QA Analyst
Bounteous is a premier end-to-end digital transformation consultancy dedicated to partnering with ambitious brands to create digital solutions for today’s complex challenges and tomorrow’s opportunities. With uncompromising standards for technical and domain expertise, we deliver innovative and strategic solutions in Strategy, Analytics, Digital Engineering, Cloud, Data & AI, Experience Design, and Marketing.
Our Co-Innovation methodology is a unique engagement model designed to align interests and accelerate value creation. Our clients worldwide benefit from the skills and expertise of over 4,000+ expert team members across the Americas, APAC, and EMEA. By partnering with leading technology providers, we craft transformative digital experiences that enhance customer engagement and drive business success.
We are seeking a QA Analyst, to drive strategic growth across our QA ecosystem. This role is responsible for that would help with validating and testing our reporting.

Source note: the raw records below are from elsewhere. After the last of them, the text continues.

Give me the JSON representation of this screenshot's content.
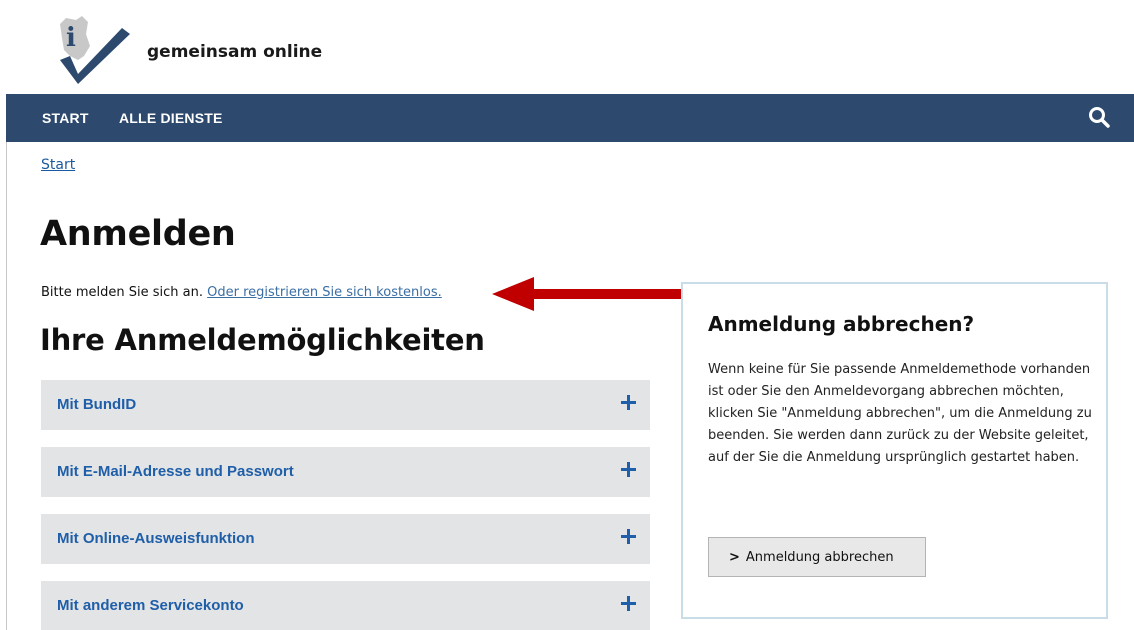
{
  "header": {
    "brand": "gemeinsam online"
  },
  "nav": {
    "items": [
      "START",
      "ALLE DIENSTE"
    ]
  },
  "breadcrumb": "Start",
  "main": {
    "title": "Anmelden",
    "intro_text": "Bitte melden Sie sich an.",
    "register_link": "Oder registrieren Sie sich kostenlos.",
    "options_heading": "Ihre Anmeldemöglichkeiten",
    "options": [
      "Mit BundID",
      "Mit E-Mail-Adresse und Passwort",
      "Mit Online-Ausweisfunktion",
      "Mit anderem Servicekonto"
    ]
  },
  "sidebar": {
    "heading": "Anmeldung abbrechen?",
    "text": "Wenn keine für Sie passende Anmeldemethode vorhanden ist oder Sie den Anmeldevorgang abbrechen möchten, klicken Sie \"Anmeldung abbrechen\", um die Anmeldung zu beenden. Sie werden dann zurück zu der Website geleitet, auf der Sie die Anmeldung ursprünglich gestartet haben.",
    "button_label": "Anmeldung abbrechen",
    "button_icon": "chevron-right-icon"
  },
  "colors": {
    "nav_bg": "#2d4a6e",
    "link": "#1f5ea8",
    "accordion_bg": "#e3e4e5",
    "arrow": "#c00000",
    "box_border": "#c9dde9"
  }
}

Description of what we are looking for:
Role and Responsibilities
- Quality Assurance Execution: Execute comprehensive test cases, identify data discrepancies, and document defects to ensure the integrity and accuracy of our data pipelines and reporting structures.
- Data Validation & Verification: Query and analyze complex data sets to verify that information processing through our systems aligns perfectly with established business logic and specifications. A strength here is a must.

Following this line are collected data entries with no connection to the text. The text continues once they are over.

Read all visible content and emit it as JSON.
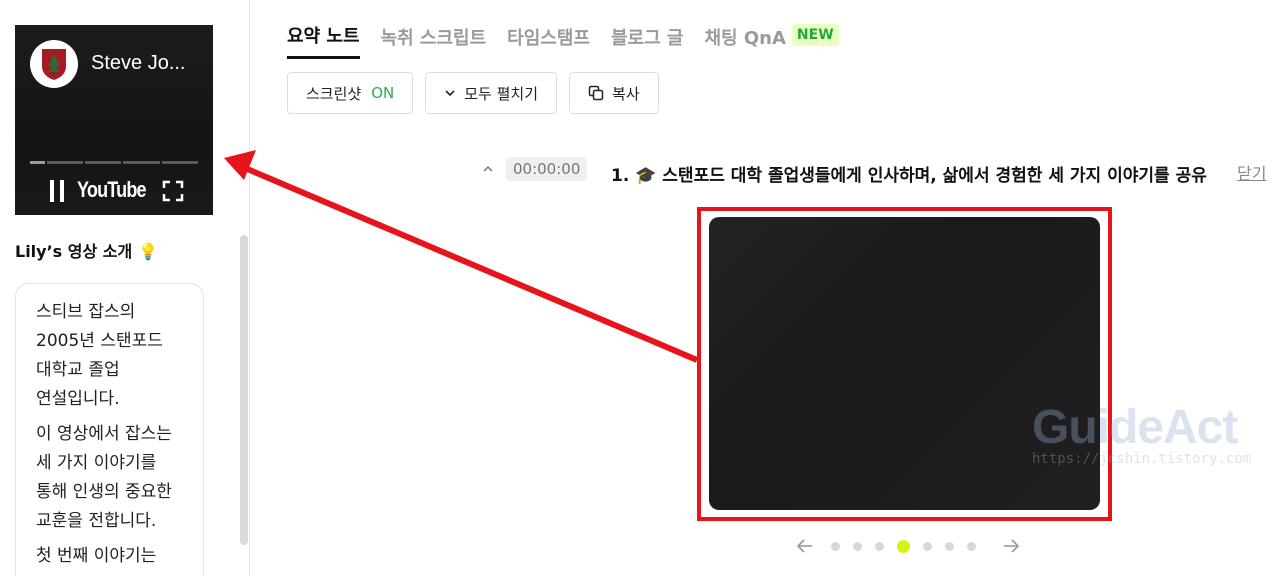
{
  "video": {
    "title": "Steve Jo...",
    "player_brand": "YouTube"
  },
  "intro": {
    "heading": "Lily’s 영상 소개",
    "paragraphs": [
      "스티브 잡스의 2005년 스탠포드 대학교 졸업 연설입니다.",
      "이 영상에서 잡스는 세 가지 이야기를 통해 인생의 중요한 교훈을 전합니다.",
      "첫 번째 이야기는"
    ]
  },
  "tabs": [
    {
      "label": "요약 노트",
      "active": true
    },
    {
      "label": "녹취 스크립트",
      "active": false
    },
    {
      "label": "타임스탬프",
      "active": false
    },
    {
      "label": "블로그 글",
      "active": false
    },
    {
      "label": "채팅 QnA",
      "active": false,
      "badge": "NEW"
    }
  ],
  "toolbar": {
    "screenshot_label": "스크린샷",
    "screenshot_state": "ON",
    "expand_label": "모두 펼치기",
    "copy_label": "복사"
  },
  "section": {
    "timestamp": "00:00:00",
    "title": "1. 🎓 스탠포드 대학 졸업생들에게 인사하며, 삶에서 경험한 세 가지 이야기를 공유",
    "close_label": "닫기"
  },
  "watermark": {
    "brand": "GuideAct",
    "url": "https://jcshin.tistory.com"
  },
  "carousel": {
    "total": 7,
    "current": 4
  },
  "colors": {
    "accent_green": "#22b24c",
    "highlight_red": "#e8141c",
    "active_dot": "#d7f218"
  }
}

- Process Optimization: Contribute to maintaining and continuously improving QA documentation, standard operating procedures, and testing frameworks to ensure repeatable, scalable processes.
Preferred Qualifications:
- Professional QA Experience: 3+ years of experience operating within a dedicated software or data quality assurance environment, with a proven track record of accurate defect tracking and reporting.

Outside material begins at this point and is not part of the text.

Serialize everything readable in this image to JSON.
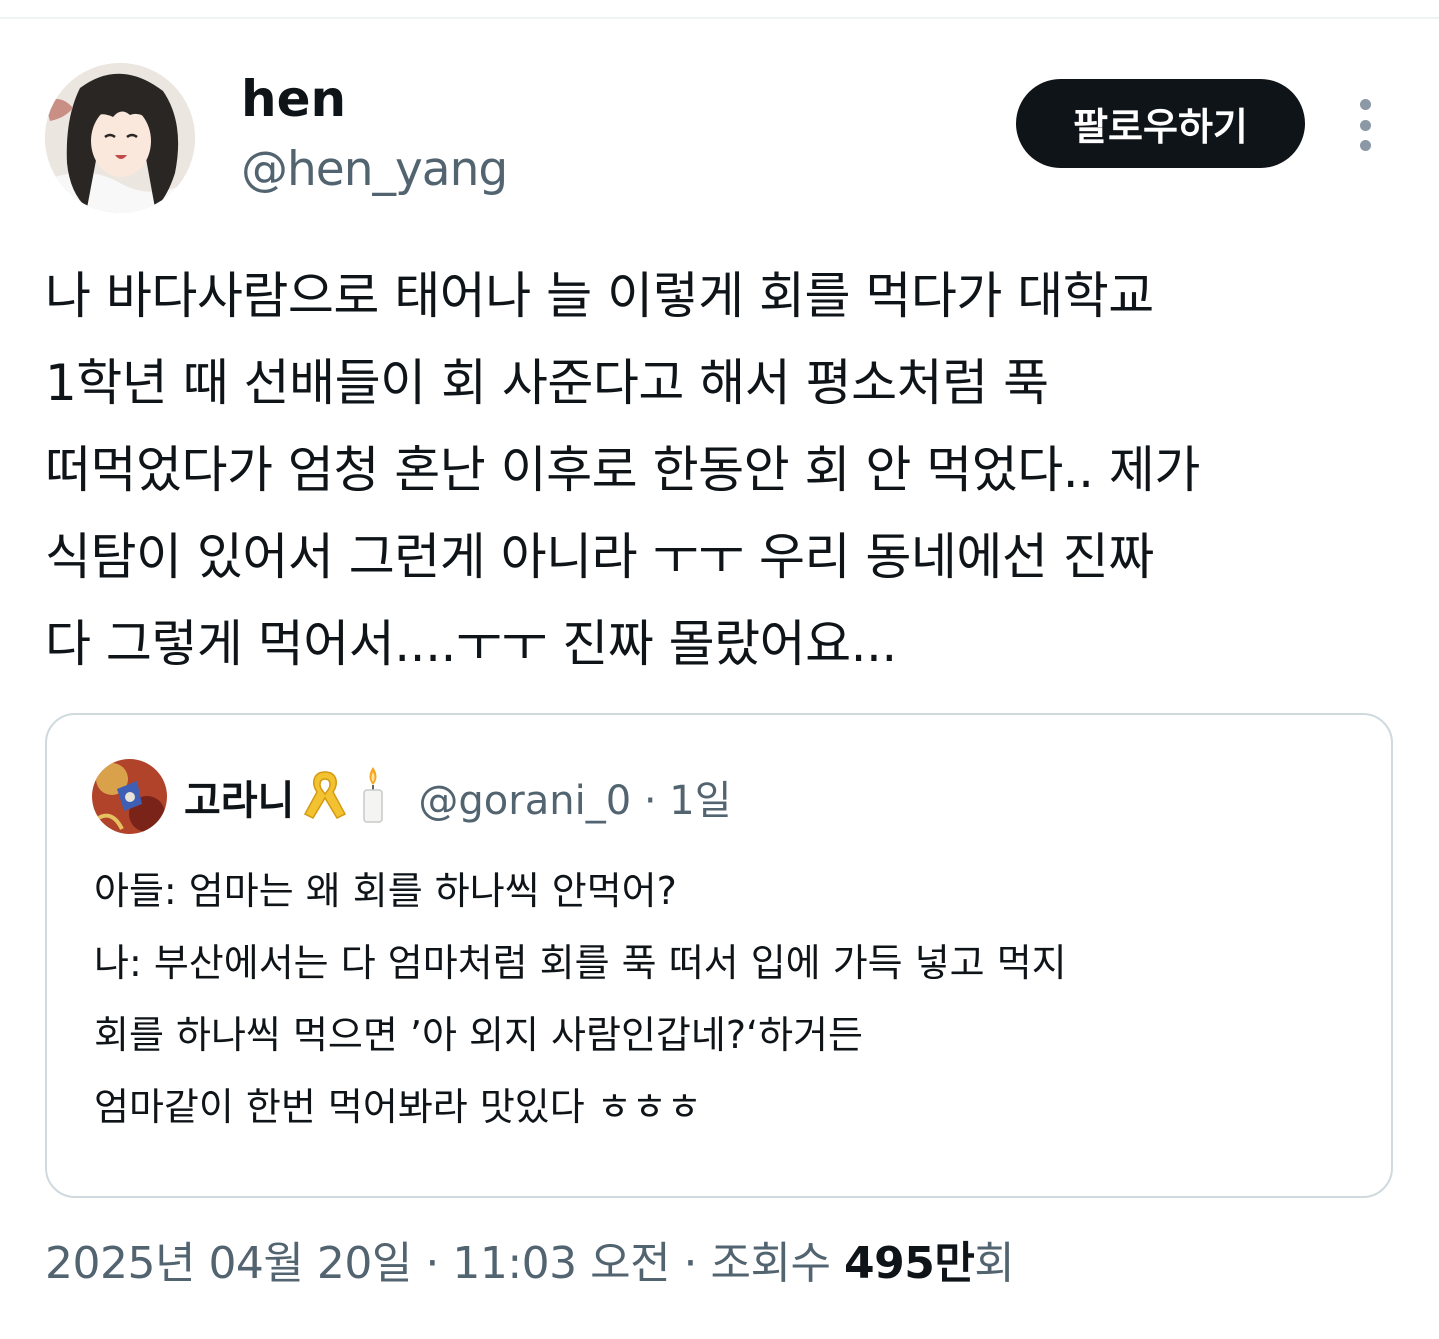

- Data Literacy: Demonstrated experience working directly with data structures, including a foundational understanding of relational databases and data manipulation.
- Analytical & Critical Thinking: Strong problem-solving skills with a keen eye for detail and the ability to conduct root-cause analysis on data anomalies.
- Communication Skills: Excellent verbal and written communication skills, with the ability to articulate technical issues and defects clearly to cross-functional stakeholders.
Preferred Skills (Optional)
Experience with the following tools is considered an asset but is not required:
- Foundational knowledge of SQL or exposure to cloud-based data warehouses such as Google BigQuery.
- Familiarity with enterprise data visualization and business intelligence tools (e.g., Looker, Tableau).
- Basic exposure to Python scripting or the ability to read and interpret code.